The financial services group, stripped down to become a pure insurer after a state-led bailout, said it would change its name to Ageas and cautioned that the market environment remained unpredictable and challenging.
“We can only say the year 2010 has had a good start in terms of business activities,” chief executive Bart De Smet said.
Fortis said net profit reached €1.19bn (£1.09bn) in 2009, helped by a €697m one-off gain on the sale of a 25 per cent stake in Belgian unit AG Insurance to France’s BNP Paribas.
This compares with a mammoth loss of €28bn in 2008 and was in line with an average analyst forecast for a net profit of €1.18bn.

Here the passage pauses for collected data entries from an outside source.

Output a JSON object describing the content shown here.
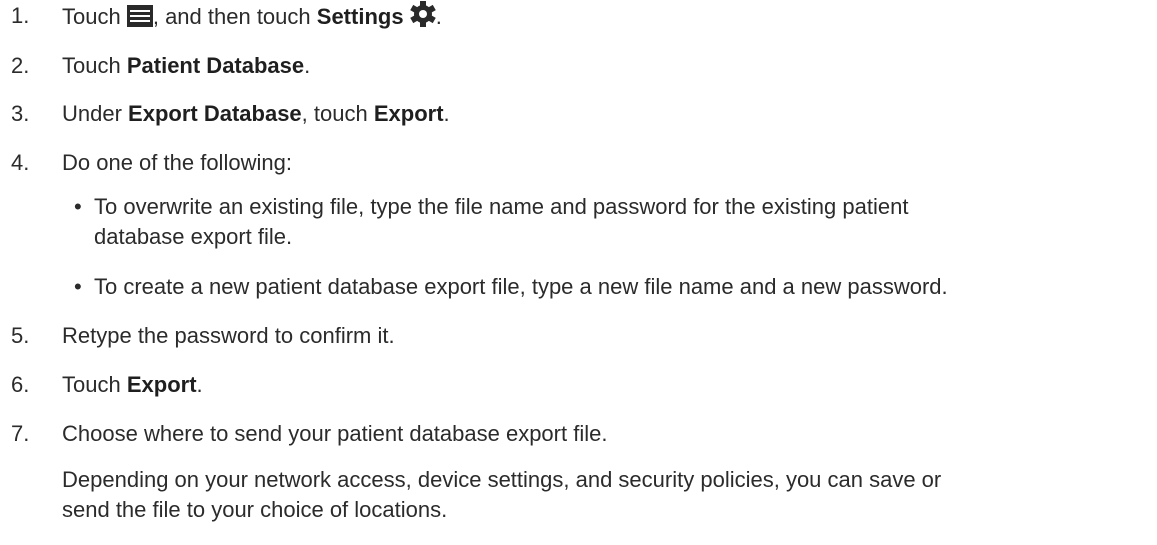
{
  "steps": [
    {
      "num": "1.",
      "pre": "Touch",
      "mid": ", and then touch",
      "bold": "Settings",
      "post": "."
    },
    {
      "num": "2.",
      "pre": "Touch",
      "bold": "Patient Database",
      "post": "."
    },
    {
      "num": "3.",
      "pre": "Under",
      "bold": "Export Database",
      "mid": ", touch",
      "bold2": "Export",
      "post": "."
    },
    {
      "num": "4.",
      "text": "Do one of the following:"
    },
    {
      "num": "5.",
      "text": "Retype the password to confirm it."
    },
    {
      "num": "6.",
      "pre": "Touch",
      "bold": "Export",
      "post": "."
    },
    {
      "num": "7.",
      "text": "Choose where to send your patient database export file."
    }
  ],
  "bullets": [
    {
      "marker": "•",
      "line1": "To overwrite an existing file, type the file name and password for the existing patient",
      "line2": "database export file."
    },
    {
      "marker": "•",
      "line1": "To create a new patient database export file, type a new file name and a new password."
    }
  ],
  "note": {
    "line1": "Depending on your network access, device settings, and security policies, you can save or",
    "line2": "send the file to your choice of locations."
  },
  "icons": {
    "menu": "menu-icon",
    "settings": "gear-icon"
  }
}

Fortis’s insurance businesses recorded an overall profit of €456m, up from €6m in 2008, broadly in line with expectations.
Fortis said it would resume shareholder payouts with a dividend of €0.08 a share.
•However, the stronger than expected results were marred by Dutch market regulator AFM saying it had fined Fortis €576,000 for market manipulation and late release of information in June 2008 when Fortis said its solvency was strong.
Half of the fines were for market manipulation related to then chief executive officer Jean-Paul Votron’s statement in June 2008 that Fortis’ solvency was “on course” and “strong.”
Fortis said it had filed an appeal against the fine.